Centers and Facilities

The Wisconsin School of Business at the University of Wisconsin–Madison has embarked on a US$11 million construction project to convert three floors in its facility into a vertically connected educational space called the Learning Commons. ...view all

The Wisconsin School of Business at the University of Wisconsin–Madison has embarked on a US$11 million construction project to convert three floors in its facility into a vertically connected educational space called the Learning Commons. The Learning Commons will become the heart of the building, connecting its east and west wings, with ample natural light to open the space. The first floor will house the school’s finance and analytics lab, and the second and third floors will feature the business library and business learning center with five active learning classrooms equipped with wireless displays for collaboration. The upper floors will include ten breakout rooms, as well as collaborative and casual seating. Construction on the 33,000-square-foot space is due to be completed this spring.

 

The Mannheim Business School at the University of Mannheim in Germany has opened a new study and conference center in the former coal cellar of Mannheim Palace, one of Europe’s largest baroque palaces. The new space includes two semicircular lecture halls, a flexible conference area, ten breakout rooms, and a large foyer; its glass façade looks out on the palace garden. The building is approximately 1,700 square meters (about 5,800 square feet) and cost €9 million euro (about US$10.48 million) to build.

 

Last November, Germany’s ESMT Berlin opened its Hidden Champions Institute (HCI). The institute will support companies that are in the global top three or that are the market leaders on their continent, and that also have a turnover of less than €5 billion (approximately US$5.82 billion).
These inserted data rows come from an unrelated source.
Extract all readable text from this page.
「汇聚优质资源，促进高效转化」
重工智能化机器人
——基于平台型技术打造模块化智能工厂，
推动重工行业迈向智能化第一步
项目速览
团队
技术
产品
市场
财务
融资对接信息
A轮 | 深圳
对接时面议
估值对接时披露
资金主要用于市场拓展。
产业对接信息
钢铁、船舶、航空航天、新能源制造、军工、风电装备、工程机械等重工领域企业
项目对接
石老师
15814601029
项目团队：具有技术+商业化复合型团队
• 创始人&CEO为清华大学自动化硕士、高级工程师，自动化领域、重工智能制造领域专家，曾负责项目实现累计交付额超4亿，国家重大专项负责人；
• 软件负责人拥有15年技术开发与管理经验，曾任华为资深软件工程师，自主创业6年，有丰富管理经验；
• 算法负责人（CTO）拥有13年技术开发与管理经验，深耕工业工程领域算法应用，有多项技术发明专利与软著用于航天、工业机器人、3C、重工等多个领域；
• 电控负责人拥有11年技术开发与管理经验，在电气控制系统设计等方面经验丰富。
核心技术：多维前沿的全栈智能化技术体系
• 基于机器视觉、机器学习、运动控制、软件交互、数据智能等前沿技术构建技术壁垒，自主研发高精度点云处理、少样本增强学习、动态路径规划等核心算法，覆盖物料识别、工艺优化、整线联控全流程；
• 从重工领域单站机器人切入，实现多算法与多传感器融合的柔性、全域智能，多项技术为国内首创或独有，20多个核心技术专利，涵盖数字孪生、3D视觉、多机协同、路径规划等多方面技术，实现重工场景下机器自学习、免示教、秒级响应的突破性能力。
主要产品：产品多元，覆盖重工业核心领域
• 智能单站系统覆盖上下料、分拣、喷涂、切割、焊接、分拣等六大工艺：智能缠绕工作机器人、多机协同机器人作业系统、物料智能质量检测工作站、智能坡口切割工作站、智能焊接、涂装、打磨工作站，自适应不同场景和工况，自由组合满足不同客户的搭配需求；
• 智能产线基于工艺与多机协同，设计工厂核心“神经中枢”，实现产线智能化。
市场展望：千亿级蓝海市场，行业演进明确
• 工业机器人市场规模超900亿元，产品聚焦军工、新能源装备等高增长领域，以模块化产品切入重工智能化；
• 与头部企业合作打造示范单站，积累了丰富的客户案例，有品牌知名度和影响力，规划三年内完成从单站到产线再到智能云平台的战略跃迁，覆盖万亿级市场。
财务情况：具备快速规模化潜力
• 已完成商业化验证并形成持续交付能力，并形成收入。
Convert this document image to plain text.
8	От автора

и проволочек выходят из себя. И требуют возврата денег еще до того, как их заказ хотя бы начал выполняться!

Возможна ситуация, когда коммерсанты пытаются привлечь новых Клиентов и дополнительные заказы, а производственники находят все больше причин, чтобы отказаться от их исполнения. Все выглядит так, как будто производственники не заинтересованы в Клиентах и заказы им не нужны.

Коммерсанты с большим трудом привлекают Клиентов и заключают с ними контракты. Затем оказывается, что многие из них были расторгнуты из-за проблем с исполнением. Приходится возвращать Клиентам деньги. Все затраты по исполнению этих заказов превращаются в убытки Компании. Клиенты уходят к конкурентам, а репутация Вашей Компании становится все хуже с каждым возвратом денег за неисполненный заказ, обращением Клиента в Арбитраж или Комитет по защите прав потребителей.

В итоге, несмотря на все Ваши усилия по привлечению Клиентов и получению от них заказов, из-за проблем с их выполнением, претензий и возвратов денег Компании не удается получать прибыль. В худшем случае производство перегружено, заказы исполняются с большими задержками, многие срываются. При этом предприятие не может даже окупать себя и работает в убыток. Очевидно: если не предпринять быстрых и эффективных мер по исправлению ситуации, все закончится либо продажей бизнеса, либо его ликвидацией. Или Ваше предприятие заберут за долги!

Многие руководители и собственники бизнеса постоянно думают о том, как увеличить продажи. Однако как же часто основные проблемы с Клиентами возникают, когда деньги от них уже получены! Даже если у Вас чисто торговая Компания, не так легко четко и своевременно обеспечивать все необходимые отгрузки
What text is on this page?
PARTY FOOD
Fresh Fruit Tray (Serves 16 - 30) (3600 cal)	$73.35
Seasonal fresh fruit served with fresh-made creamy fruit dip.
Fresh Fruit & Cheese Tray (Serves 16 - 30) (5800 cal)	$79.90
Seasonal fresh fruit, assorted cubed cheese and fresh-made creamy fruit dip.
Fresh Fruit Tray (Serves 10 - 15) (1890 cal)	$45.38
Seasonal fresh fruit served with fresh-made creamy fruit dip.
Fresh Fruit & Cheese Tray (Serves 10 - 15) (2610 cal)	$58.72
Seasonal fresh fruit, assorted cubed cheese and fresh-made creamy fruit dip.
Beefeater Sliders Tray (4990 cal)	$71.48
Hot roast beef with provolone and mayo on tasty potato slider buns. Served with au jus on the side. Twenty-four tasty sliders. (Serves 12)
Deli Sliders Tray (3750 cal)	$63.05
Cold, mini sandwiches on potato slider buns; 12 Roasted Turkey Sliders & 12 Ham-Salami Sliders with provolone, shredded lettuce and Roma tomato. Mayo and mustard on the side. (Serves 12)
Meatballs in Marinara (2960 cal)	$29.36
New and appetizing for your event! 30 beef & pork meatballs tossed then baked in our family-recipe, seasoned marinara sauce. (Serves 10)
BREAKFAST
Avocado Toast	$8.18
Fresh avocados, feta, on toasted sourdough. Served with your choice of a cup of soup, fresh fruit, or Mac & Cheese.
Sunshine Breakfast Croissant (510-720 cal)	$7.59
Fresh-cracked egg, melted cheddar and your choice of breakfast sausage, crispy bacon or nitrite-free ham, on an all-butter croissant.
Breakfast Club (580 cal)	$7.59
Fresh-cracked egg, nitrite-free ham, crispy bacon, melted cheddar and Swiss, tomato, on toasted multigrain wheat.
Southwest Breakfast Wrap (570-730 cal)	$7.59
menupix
These hidden champions are so called because even though they are not well-known, they are highly successful, create jobs, and generate economic growth at rates that far outweigh their reputations; they collectively earn five times as many patents per 1,000 employees as larger corporations and invest twice as much in research and development. The HCI will provide these companies a private environment for open discussion and will encourage the development of executive leadership in Germany’s medium-sized, family-owned firms.